Valencia’s other famous drink was Agua De Valencia, which is Valencia orange juice with cava, vodka and gin. I wasn’t actually a huge fan of it, but I’ve since started ordering long island iced tea’s with orange juice instead of coca cola and they taste pretty great, so thank you Valencia for that bit of inspired thinking.


My favourite thing about Valencia, however, was the paella. I thought it’d be overrated and I was expecting it to be fairly expensive. Not so. There was this place down the street from us that would reduce their paella to 1E from 7pm every night, and there’d just be a huge line waiting from about half an hour before that, and we were regularly up the front of it. There was traditional Valencian paella, with rabbit and chicken, and seafood paella, and squid ink paella, and vegetarian paella, and lots of sides that went with them. It was the best paella I’ve ever tasted, and we’d buy a few different ones each night, eat a bit of each, and keep the leftovers for breakfast/lunch the next day.

Michael had said that his favourite thing about Valencia was how everyone was so nice, which I thought was a bit of a cop out answer at the time, but it was true. One day I spontaneously decided to pierce my tragus, and we ran all around town to all the tattoo parlours to ask if any of them had a piercer in. We went to about 6 before we found one that did, but the others were so helpful and lovely, trying to call up the piercers, offering up alternatives, and just generally being really warm.

I finally found Valencia Tattoo and Piercing, where I had to do no paperwork whatsoever and they didn’t check my ID or anything, but the piercer, Emma, was super professional and very sweet. She explained what she was going to do, and showed me all the gear she was going to use so that I could see that everything was sealed and new, and calmed me down very nicely when I started to freak out (I’m not good with needles). Then when it was all done, she gave me her business card so that I’d have her email address, just in case I had any problems or questions later on.


The only problem I have with Valencia is that buying women’s runners or volleys or anything that aren’t, like, fashion shoes, was incredibly difficult. We went on an epic quest through H&M and Zara and Bershka and Mango and a million other stores, and couldn’t find anything. This was at the point that my boots were starting to hurt my feet and I was seriously regretting not having bought my sneakers along. In my defence, I had hiking boots with me and I felt like I couldn’t have 3 pairs of shoes with me. As I was giving up hope and resigning myself to having permanently sore feet, we cycled past a – very expensive – sports store that had a table full of shoes on sale. The only thing on the table that fit me were little boy’s velcro Nikes, size 1, for 12E. I wore them for the rest of my time in Valencia.

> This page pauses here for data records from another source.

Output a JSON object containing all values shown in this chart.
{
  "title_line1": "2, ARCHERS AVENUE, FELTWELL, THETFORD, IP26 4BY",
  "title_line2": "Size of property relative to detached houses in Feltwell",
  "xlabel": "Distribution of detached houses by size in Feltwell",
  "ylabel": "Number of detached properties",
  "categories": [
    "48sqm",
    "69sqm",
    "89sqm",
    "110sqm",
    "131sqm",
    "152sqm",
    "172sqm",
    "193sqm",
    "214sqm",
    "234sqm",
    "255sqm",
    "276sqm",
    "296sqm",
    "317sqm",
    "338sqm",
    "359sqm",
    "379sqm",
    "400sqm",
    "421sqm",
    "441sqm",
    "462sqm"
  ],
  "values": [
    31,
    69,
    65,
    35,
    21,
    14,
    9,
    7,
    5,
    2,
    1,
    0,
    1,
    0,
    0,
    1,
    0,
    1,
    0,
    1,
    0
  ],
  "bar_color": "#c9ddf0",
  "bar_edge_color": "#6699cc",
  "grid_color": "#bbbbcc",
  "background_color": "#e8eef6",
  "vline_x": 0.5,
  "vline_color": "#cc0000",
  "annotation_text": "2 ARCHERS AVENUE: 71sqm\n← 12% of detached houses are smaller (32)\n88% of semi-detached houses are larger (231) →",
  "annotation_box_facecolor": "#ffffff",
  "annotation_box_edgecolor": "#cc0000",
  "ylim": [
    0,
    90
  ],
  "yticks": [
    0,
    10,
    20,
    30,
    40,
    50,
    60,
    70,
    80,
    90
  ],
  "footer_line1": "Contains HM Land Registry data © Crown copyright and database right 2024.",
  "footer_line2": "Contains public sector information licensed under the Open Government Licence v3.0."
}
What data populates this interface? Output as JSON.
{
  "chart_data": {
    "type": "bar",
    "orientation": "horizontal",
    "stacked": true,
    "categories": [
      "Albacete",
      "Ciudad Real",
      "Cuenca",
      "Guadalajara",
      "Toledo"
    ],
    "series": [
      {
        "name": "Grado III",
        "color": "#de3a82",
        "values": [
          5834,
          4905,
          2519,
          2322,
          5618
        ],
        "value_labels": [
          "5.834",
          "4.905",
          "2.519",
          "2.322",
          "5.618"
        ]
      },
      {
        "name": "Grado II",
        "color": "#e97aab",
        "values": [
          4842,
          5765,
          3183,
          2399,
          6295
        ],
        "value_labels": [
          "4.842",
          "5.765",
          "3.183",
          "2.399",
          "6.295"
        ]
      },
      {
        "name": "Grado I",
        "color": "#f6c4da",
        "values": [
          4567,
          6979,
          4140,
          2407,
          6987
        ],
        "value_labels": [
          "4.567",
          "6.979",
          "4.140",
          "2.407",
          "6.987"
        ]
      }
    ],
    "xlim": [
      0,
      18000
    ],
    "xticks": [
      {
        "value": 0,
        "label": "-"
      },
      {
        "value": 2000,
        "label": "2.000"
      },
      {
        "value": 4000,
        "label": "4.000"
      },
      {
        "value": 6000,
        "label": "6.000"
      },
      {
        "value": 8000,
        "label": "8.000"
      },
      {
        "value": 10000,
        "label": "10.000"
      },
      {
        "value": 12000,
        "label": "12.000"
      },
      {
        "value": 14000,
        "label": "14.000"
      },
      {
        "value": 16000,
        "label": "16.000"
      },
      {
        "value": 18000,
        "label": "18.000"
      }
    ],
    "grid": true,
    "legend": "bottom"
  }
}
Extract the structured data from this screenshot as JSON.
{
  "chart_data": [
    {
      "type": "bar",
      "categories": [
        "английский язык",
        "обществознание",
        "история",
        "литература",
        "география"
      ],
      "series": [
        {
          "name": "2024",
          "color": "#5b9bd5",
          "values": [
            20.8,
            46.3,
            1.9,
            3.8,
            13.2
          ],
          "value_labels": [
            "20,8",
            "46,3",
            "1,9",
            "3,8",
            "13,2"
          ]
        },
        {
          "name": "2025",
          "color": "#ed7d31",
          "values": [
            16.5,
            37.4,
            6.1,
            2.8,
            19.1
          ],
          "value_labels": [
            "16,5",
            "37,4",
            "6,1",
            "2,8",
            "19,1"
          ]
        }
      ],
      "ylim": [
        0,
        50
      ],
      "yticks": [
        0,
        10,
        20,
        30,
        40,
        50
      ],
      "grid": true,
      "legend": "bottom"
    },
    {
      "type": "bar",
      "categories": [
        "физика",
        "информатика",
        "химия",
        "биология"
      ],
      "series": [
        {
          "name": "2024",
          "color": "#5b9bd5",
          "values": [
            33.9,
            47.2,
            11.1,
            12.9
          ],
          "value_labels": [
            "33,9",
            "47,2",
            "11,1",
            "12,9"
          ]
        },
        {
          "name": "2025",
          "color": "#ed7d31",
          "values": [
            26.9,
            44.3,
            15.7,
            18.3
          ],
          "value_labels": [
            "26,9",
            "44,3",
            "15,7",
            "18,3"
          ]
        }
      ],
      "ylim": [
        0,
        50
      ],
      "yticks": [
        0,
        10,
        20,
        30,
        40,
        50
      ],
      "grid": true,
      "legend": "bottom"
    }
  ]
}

We did have high aspirations of checking out jazz, but it never happened. We did however go to Radio City and had a killer night there. I literally danced for hours on a stage entirely on my own, and loved it. In the zone and all, you know? We ran into lots of interesting people there, and this English guy danced with me for a bit to win a 10 pound bet that his friend had made on the mistaken assumption that I was Spanish. We took custody of an incredibly drunk girl for a while too, after her friend dumped her on Janelle (who does that?? Just asks a random stranger to look after their friend because they’re leaving?) and tried to get her home while she tried to fight us, which was a challenge. I lost my jelly bracelets and we got some random strangers to help us try to find them (found two, then lost one on a subseuquent night). There were other more interesting stories from that night too, but not appropriate for the public domain unfortunately. Use your imagination though, and think of all the trouble two girls could get up to in a night.


So that was Valencia. Very homey and cozy, mecca for food, less of a mecca for comfy-shoe-shopping, and just generally very liveable and fun. Thank you Michael Deacon for the suggestion, I’m glad I took you up on it!